Scientists have identified the genetic cause of a rare skin condition that causes the hands and feet to turn white and spongy when exposed to water.
The study, led by researchers from Queen Mary, University of London, has provided scientists with an insight into how the skin barrier functions and could help with research into a variety of conditions.
Diffuse non-epidermolytic palmoplantar keratoderma (NEPPK) is a rare condition in which individuals have thickened, yellowish skin over their palms and soles, thickened nails and suffer from excessive sweating. When their hands and feet are exposed to water, the skin quickly turns white and spongy and individuals are prone to fungal infections.
While prevalence in the general population is estimated at one in 40,000 it is much higher in northern Sweden (up to one in 200 people)*, where a single ancestral genetic mutation is believed to have originated and then subsequently passed down from generation to generation.

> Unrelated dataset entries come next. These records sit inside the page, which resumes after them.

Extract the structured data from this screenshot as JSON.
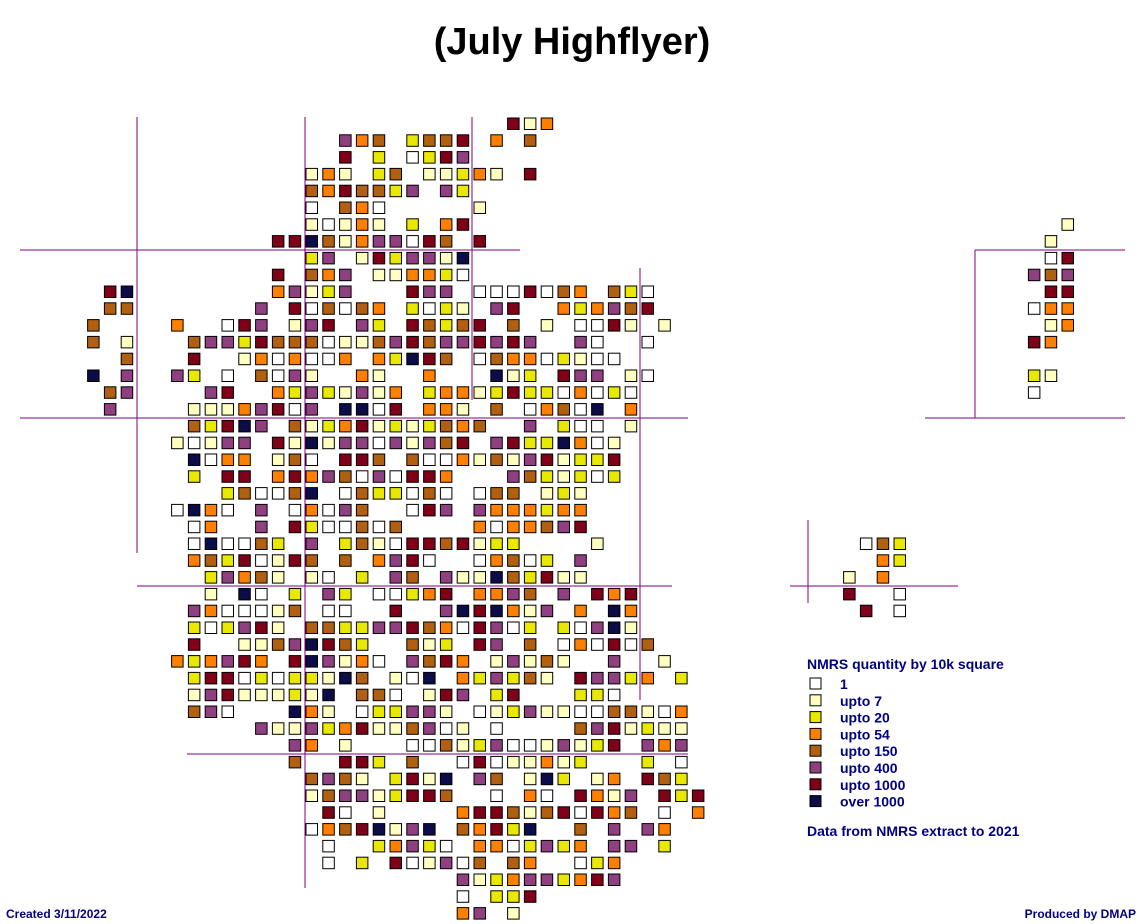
{
  "title": "(July Highflyer)",
  "legend": {
    "title": "NMRS quantity by 10k square",
    "items": [
      {
        "label": "1",
        "color": "#ffffff"
      },
      {
        "label": "upto 7",
        "color": "#ffffc0"
      },
      {
        "label": "upto 20",
        "color": "#e8e800"
      },
      {
        "label": "upto 54",
        "color": "#ff8000"
      },
      {
        "label": "upto 150",
        "color": "#b06010"
      },
      {
        "label": "upto 400",
        "color": "#904080"
      },
      {
        "label": "upto 1000",
        "color": "#800018"
      },
      {
        "label": "over 1000",
        "color": "#0c0c48"
      }
    ]
  },
  "note": "Data from NMRS extract to 2021",
  "footer": {
    "created": "Created 3/11/2022",
    "produced": "Produced by DMAP"
  }
}
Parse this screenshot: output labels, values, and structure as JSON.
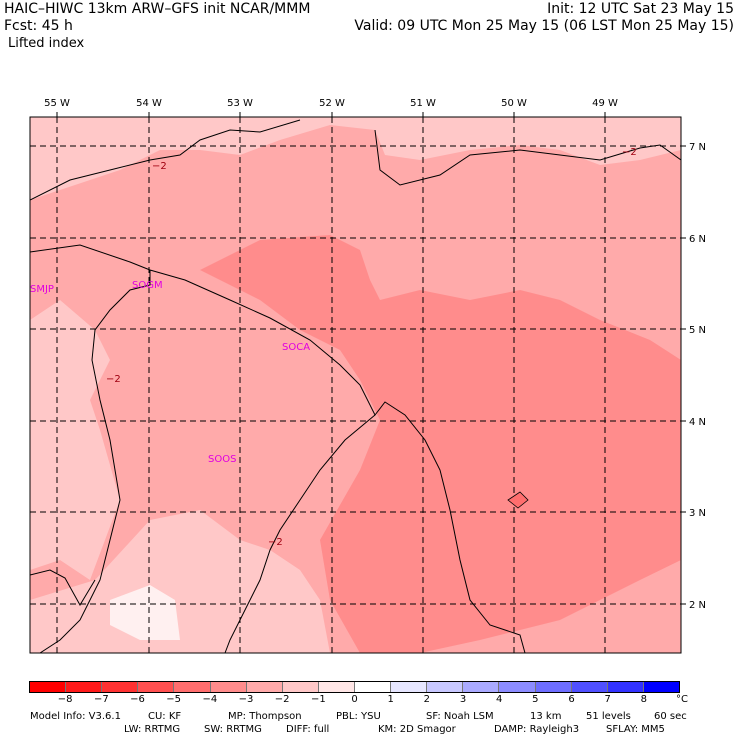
{
  "header": {
    "title": "HAIC–HIWC 13km ARW–GFS init    NCAR/MMM",
    "forecast": "Fcst:   45 h",
    "field": "Lifted index",
    "init": "Init: 12 UTC Sat 23 May 15",
    "valid": "Valid: 09 UTC Mon 25 May 15 (06 LST Mon 25 May 15)"
  },
  "map": {
    "longitudes": [
      "55 W",
      "54 W",
      "53 W",
      "52 W",
      "51 W",
      "50 W",
      "49 W"
    ],
    "latitudes": [
      "7 N",
      "6 N",
      "5 N",
      "4 N",
      "3 N",
      "2 N"
    ],
    "stations": [
      "SMJP",
      "SOGM",
      "SOCA",
      "SOOS"
    ],
    "contour_label": "−2",
    "colors": {
      "fill_light": "#ffc8c8",
      "fill_medium": "#ffaaaa",
      "fill_dark": "#ff8c8c",
      "fill_palest": "#fff0f0",
      "border": "#000000",
      "station_text": "#e000e0"
    }
  },
  "colorbar": {
    "labels": [
      "−8",
      "−7",
      "−6",
      "−5",
      "−4",
      "−3",
      "−2",
      "−1",
      "0",
      "1",
      "2",
      "3",
      "4",
      "5",
      "6",
      "7",
      "8"
    ],
    "unit": "°C",
    "colors": [
      "#ff0000",
      "#ff1a1a",
      "#ff3232",
      "#ff5050",
      "#ff6e6e",
      "#ff8c8c",
      "#ffaaaa",
      "#ffc8c8",
      "#ffe6e6",
      "#ffffff",
      "#e6e6ff",
      "#c8c8ff",
      "#aaaaff",
      "#8c8cff",
      "#6e6eff",
      "#5050ff",
      "#3232ff",
      "#0000ff"
    ]
  },
  "footer": {
    "line1": [
      "Model Info: V3.6.1",
      "CU: KF",
      "MP: Thompson",
      "PBL: YSU",
      "SF: Noah LSM",
      "13 km",
      "51 levels",
      "60 sec"
    ],
    "line2": [
      "LW: RRTMG",
      "SW: RRTMG",
      "DIFF: full",
      "KM: 2D Smagor",
      "DAMP: Rayleigh3",
      "SFLAY: MM5"
    ]
  }
}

A team led by David Kelsell, Professor of Human Molecular Genetics at Queen Mary studied DNA from a number of families of British and Swedish origin in which the skin condition is present. Using high throughput DNA sequencing methods they were able to pin down the underlying cause of the condition to mutations in the AQP5 gene, which encodes a water channel protein known as aquaporin 5. All individuals who have inherited an AQP5 mutation will present with this rare skin condition.
Professor Kelsell, from the Blizard Institute at Barts and The London School of Medicine and Dentistry, Queen Mary, said: Aquaporins are a family of proteins known as the plumbing system for cells as they form pores which allow water to flow through cells rapidly.
We knew aquaporin 5 was present in high amounts in the sweat glands, salivary glands and tear ducts -- routes by which the body loses water. Here we've demonstrated it is also found in the skin, with higher amounts in the hands and feet.
Co-author Dr Diana Blaydon, also from the Blizard Institute, explained: The AQP5 gene mutation appears to result in a protein that has a wider channel than usual, forming a bigger pore in the cell membrane allowing more water to permeate it.
Further work is needed to understand exactly how the mutations identified and the associated changes in the skin barrier lead to NEPPK.
Professor Kelsell added: While we've studied aquaporins in the skin, these results also give us an idea of what might be happening in internal aquaporins, which are found in structures throughout the body, including the kidneys, cornea and lungs.